Community Involvement in HIV Prevention Research: Experiences and perceptions of communities participating in the MDP 301 microbicide trial in Masaka, Uganda

This case study by 2010 AVAC Advocacy Fellow Richard Hasunira assesses the community engagement efforts of the Masaka trial site through interviews with participants, trial staff, and other stakeholders. It highlights success that other trials should replicate and lessons learned from shortcomings.

MUWRP/AVAC: Biomedical HIV Prevention Research Stakeholder Training Resource

This manual, developed by 2010 AVAC Advocacy Fellow Jauhara Nanyondo, is an HIV prevention literacy tool intended to improve reporting by Ugandan media. It covers background information on HIV, provides an overview of existing and emerging prevention options, and discusses clinical research process and ethics.

2005 AVAC Report: AIDS Vaccines at the Crossroads

This year’s Report offers recommendations for the field in general, the Global HIV Vaccine Enterprise, policy makers, researchers and communities. Some of these recommendations will be familiar because AVAC has made them before, and they are reiterated because it is AVAC’s belief that they are still needed. The Report also provides an update on tenofovir pre-exposure prophylaxis research.

2004 AVAC Report: AIDS Vaccine Trials: Getting the Global House in Order

This year’s Report focuses on how the field is readying itself for the road ahead. Several chapters address different aspects of “readiness”—a term that means different things to different people, but that is at the heart of the AIDS vaccine advocacy agenda today.

From Research to Reality: Investing in HIV Prevention Research in a Challenging Landscape

This annual accounting of funding for biomedical HIV prevention research tracks trends and identifies gaps in investment. The 2013 report finds that the US government was again the biggest contributor and calls for other countries and sectors to step up to end a seven-year trend of flat funding. It also profiles growing interest in research on a therapeutic vaccines.

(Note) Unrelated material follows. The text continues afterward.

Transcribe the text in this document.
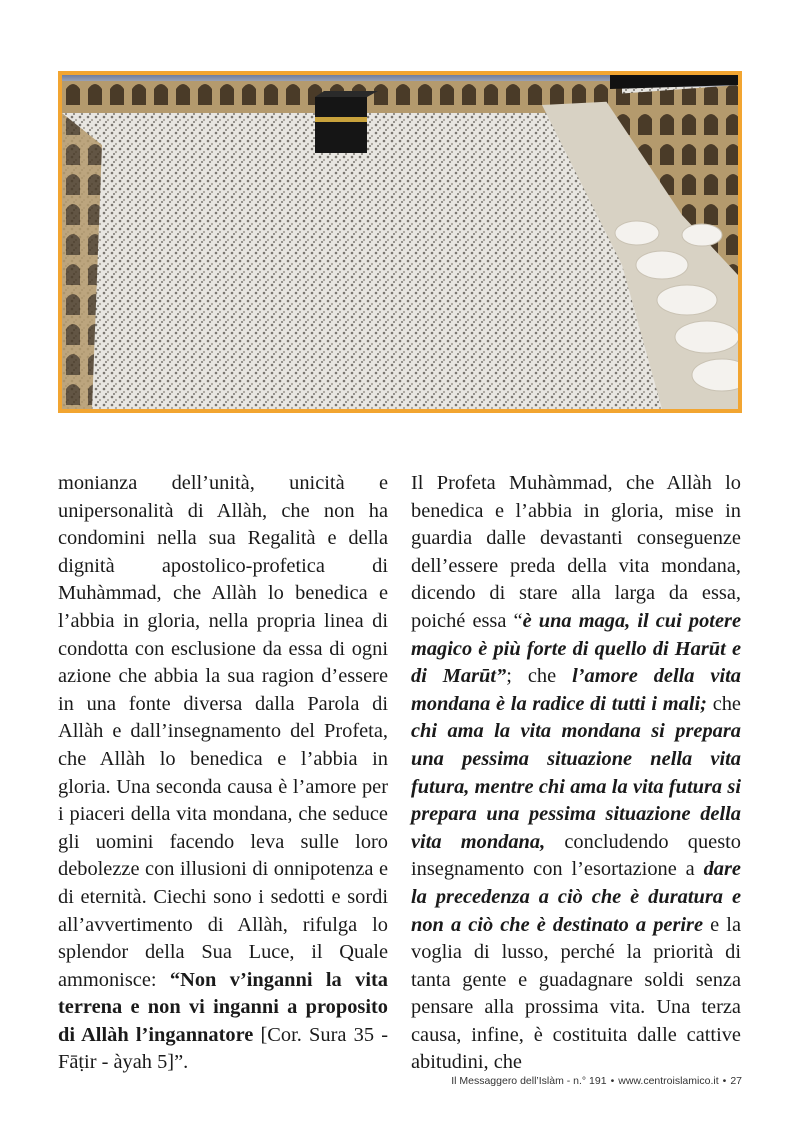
monianza dell’unità, unicità e unipersonalità di Allàh, che non ha condomini nella sua Regalità e della dignità apostolico-profetica di Muhàmmad, che Allàh lo benedica e l’abbia in gloria, nella propria linea di condotta con esclusione da essa di ogni azione che abbia la sua ragion d’essere in una fonte diversa dalla Parola di Allàh e dall’insegnamento del Profeta, che Allàh lo benedica e l’abbia in gloria. Una seconda causa è l’amore per i piaceri della vita mondana, che seduce gli uomini facendo leva sulle loro debolezze con illusioni di onnipotenza e di eternità. Ciechi sono i sedotti e sordi all’avvertimento di Allàh, rifulga lo splendor della Sua Luce, il Quale ammonisce: “Non v’inganni la vita terrena e non vi inganni a proposito di Allàh l’ingannatore [Cor. Sura 35 - Fāṭir - àyah 5]”.

Il Profeta Muhàmmad, che Allàh lo benedica e l’abbia in gloria, mise in guardia dalle devastanti conseguenze dell’essere preda della vita mondana, dicendo di stare alla larga da essa, poiché essa “è una maga, il cui potere magico è più forte di quello di Harūt e di Marūt”; che l’amore della vita mondana è la radice di tutti i mali; che chi ama la vita mondana si prepara una pessima situazione nella vita futura, mentre chi ama la vita futura si prepara una pessima situazione della vita mondana, concludendo questo insegnamento con l’esortazione a dare la precedenza a ciò che è duratura e non a ciò che è destinato a perire e la voglia di lusso, perché la priorità di tanta gente e guadagnare soldi senza pensare alla prossima vita. Una terza causa, infine, è costituita dalle cattive abitudini, che

Il Messaggero dell’Islàm - n.° 191 • www.centroislamico.it • 27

Investing to End the AIDS Epidemic: A New Era for HIV Prevention Research & Development

This annual accounting of funding for biomedical HIV prevention research tracks trends and identifies gaps in investment. The 2012 report finds increased investment by private foundations was unable to make up for the effects of the economic downturn. It also highlights the contributions to prevention research of trial participants.

Capitalizing on Scientific Progress: Investment in HIV Prevention R&D in 2010

This annual accounting of funding for biomedical HIV prevention research tracks trends and identifies gaps in investment. The 2011 report describes the funding environment in the wake of a number of the findings of efficacy in the RV144, CAPRISA, iPrEx and HPTN 025 trials and calls for sustained funding to build on these results.

2013 AVAC Report: Research and Reality

Research & Reality calls on funders and researchers to capitalize on lessons learned from a range of recent HIV prevention trials via better problem solving, more critical thinking and coordinated action. This year’s AVAC Report identifies progress and gaps in large-scale human trials, rollout of proven options and ongoing research for new advances that women and men will want to use.

Good Participatory Practice: Guidelines for biomedical HIV prevention trials, second edition

The Good Participatory Practice (GPP) guidelines offer trial funders, sponsors and implementers systematic guidance on how to engage stakeholders throughout the research lifecycle of HIV prevention trials.

This second edition of the guidelines, published in 2011, contains three sections: The Importance of Good Participatory Practice, Guiding Principles of GPP in Biomedical HIV Prevention Trials and Good Participatory Practices in Biomedical HIV Prevention Trials. The sections provide context, foundational principles and key practices.

2012 AVAC Report: Achieving the End—One Year and Counting

AVAC Report 2012, Achieving the End—One Year and Counting, sets a clock on the global drive to end the AIDS epidemic. The past twelve months have seen remarkable global consensus that it is possible to begin to end the epidemic. The same time period has seen concepts like “combination prevention” and “treatment as prevention” capture the world’s attention. But without specific interim goals—and far more precision about what combination prevention and other key concepts mean—the lofty goal of ending the epidemic will not be achieved.